Se, como por magia, aparecesse no reflexo do espelho do meu quarto em 2010, daria alguns conselhos àquela miúda. Sem que esses mudassem o rumo da década, sem eliminar ou acrescentar vidas.
À miúda de vinte anos, que estudava à noite, trabalhava de dia e dançava aos sábados, dir-lhe-ia para não ter pressa. Para nada. Nem para amar, casar, trabalhar, viajar ou viver. A pressa é inimiga da vida. Já traçada e escrita nas estrelas. Fazia-a ver que os seus olhos são tão mais bonitos secos e despidos, que o sorriso dela afasta a chuva, traz o sol e por isso não o deve tapar com as mãos. Dir-lhe-ia que o amor não é correria ou prisão, traição ou má vontade. E que ninguém deve esperar pelo amor do outro. Ou exigir amor, mudar o amor, aceitar que não merece amor. Mesmo que doa e pareça lenda, a visão e crença que ela tinha do amor é válida até ao fim de todas as nossas décadas. Aconselharia que há paixões de sete anos, de dez meses e de quinze minutos. E que não há vulgaridade ou maldade nisso. Que não há qualquer problema em gostar de alguém e não se ser correspondido. Sem que isso seja sinal de se ser menos ou insuficiente.

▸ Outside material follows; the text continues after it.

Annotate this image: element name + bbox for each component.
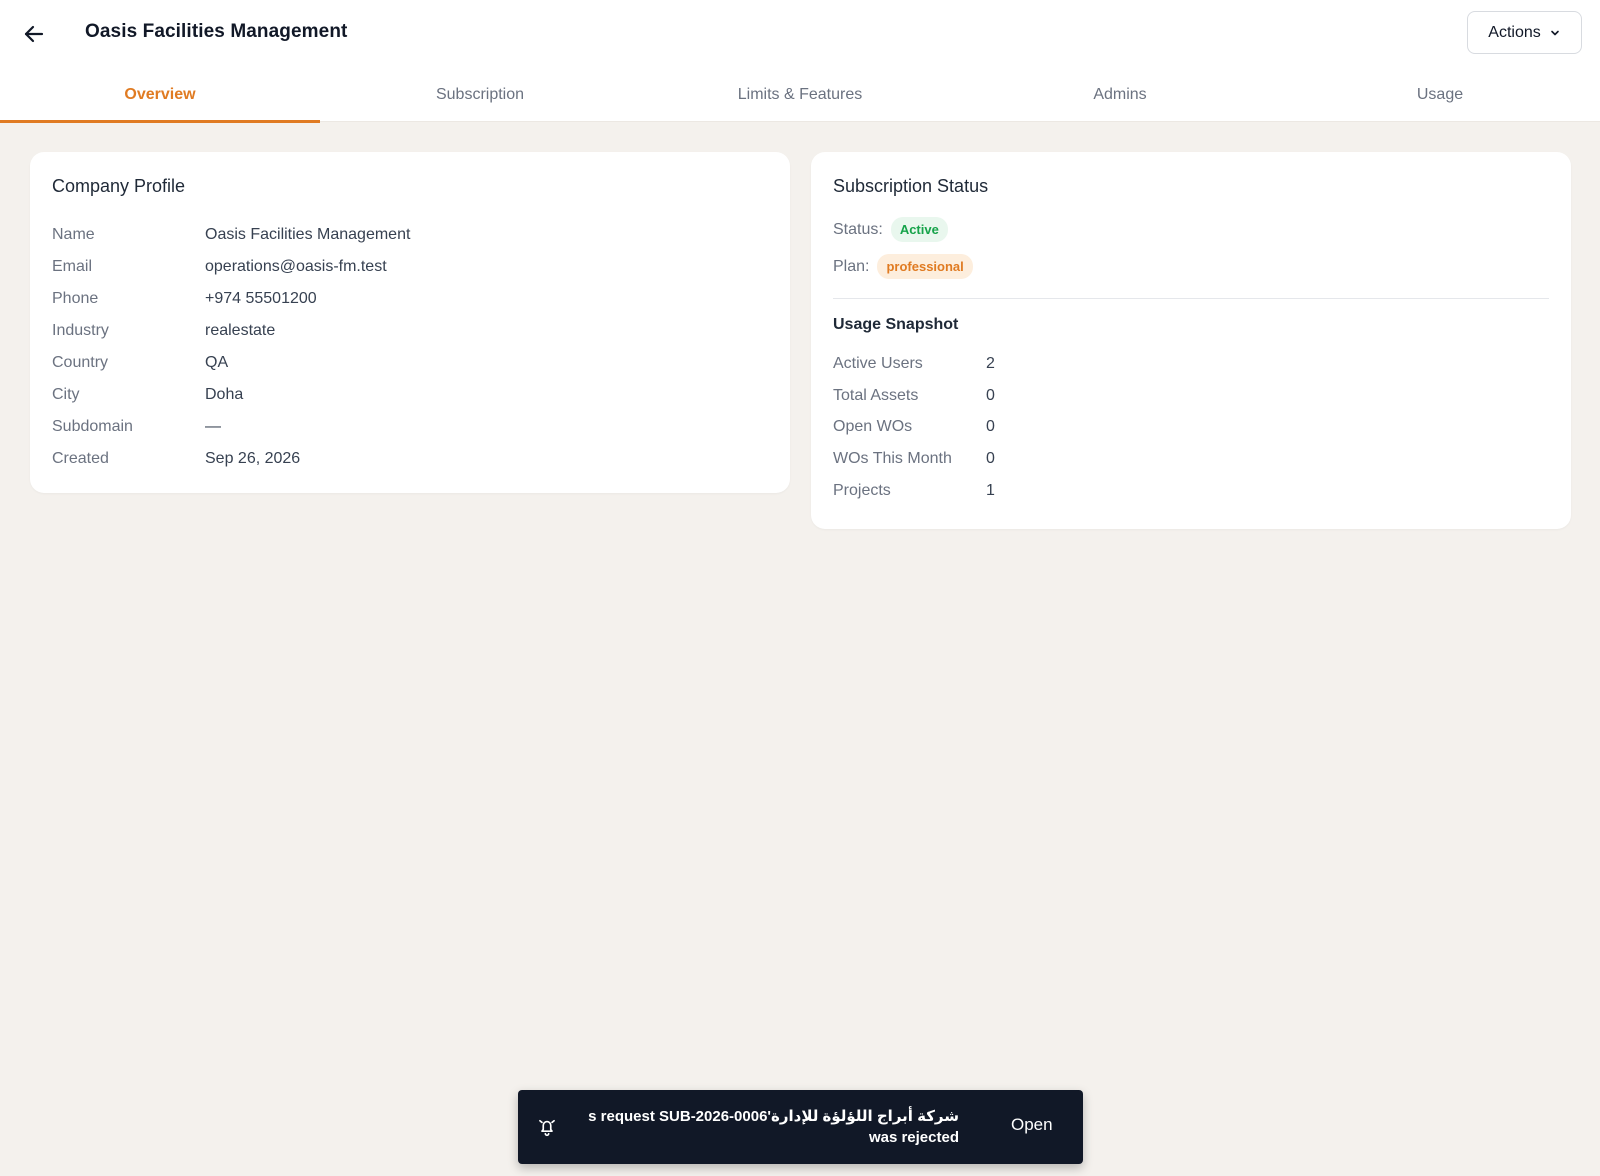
section-divider: [833, 298, 1549, 299]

Nestes dez anos, aprendi que não há dor que o tempo esqueça e que o corpo se habitua à perda de quem morreu ou de quem ainda vive. Mas já não está. Que não há amor mais puro que os dos pais, mesmo que fisicamente não os veja. Aprendi que posso conquistar o mundo, com garra e sabedoria, e que a nossa criatividade vai além fronteiras e é ilimitada. Aprendi que as pessoas vão e vêm, vão e não voltam e que eu também não voltaria para quem sempre dei como certo. Que as pessoas erram e magoam, pedem desculpa ou não, e não há que guardar rancor ou ódio de ninguém. Somos todos humanos e a vida corre rápido.
Nesta década, senti a saudade, a perda, a luta e a felicidade pura. Ganhei e perdi mundos. Chorei mais que em bebé, cresci muito mais do que os meus ossos permitiram, desci ao fundo do poço e subi aos céus. Emigrei, cresci e encontrei-me, num lugar tão longínquo. Senti o que é amar sem medos, desconfianças e preconceitos. Tanto amor foi só possível, porque me comecei a amar também. Por ventura, tenha demorado demasiado tempo e aprendido da pior maneira. Contudo, mantenho a palavra, não mudaria nada. As misérias e mazelas trazem-me aqui. Aprendi com os erros e só lamento a dor que provoquei a outros:
“Miúda do reflexo no espelho, vai ficar tudo bem. O dinheiro vai e vem. Os sonhos são válidos. As viagens são memórias para a vida e quem te quer bem não vai longe. Quem mal te quer, quem te quer só pela metade, quem não sabe se te quer, vai embora. E é verdade… para cada panela há um testo. E por isso é mentira, quando te disseram que não encontrarias ninguém que te aturasse”.
Limpava-lhe o eyeliner preto, soltava-lhe o cabelo, acariciava-lhe as maçãs do rosto e sussurrava-lhe: “obrigada pela inocência. Obrigada por nos fazeres mulher.”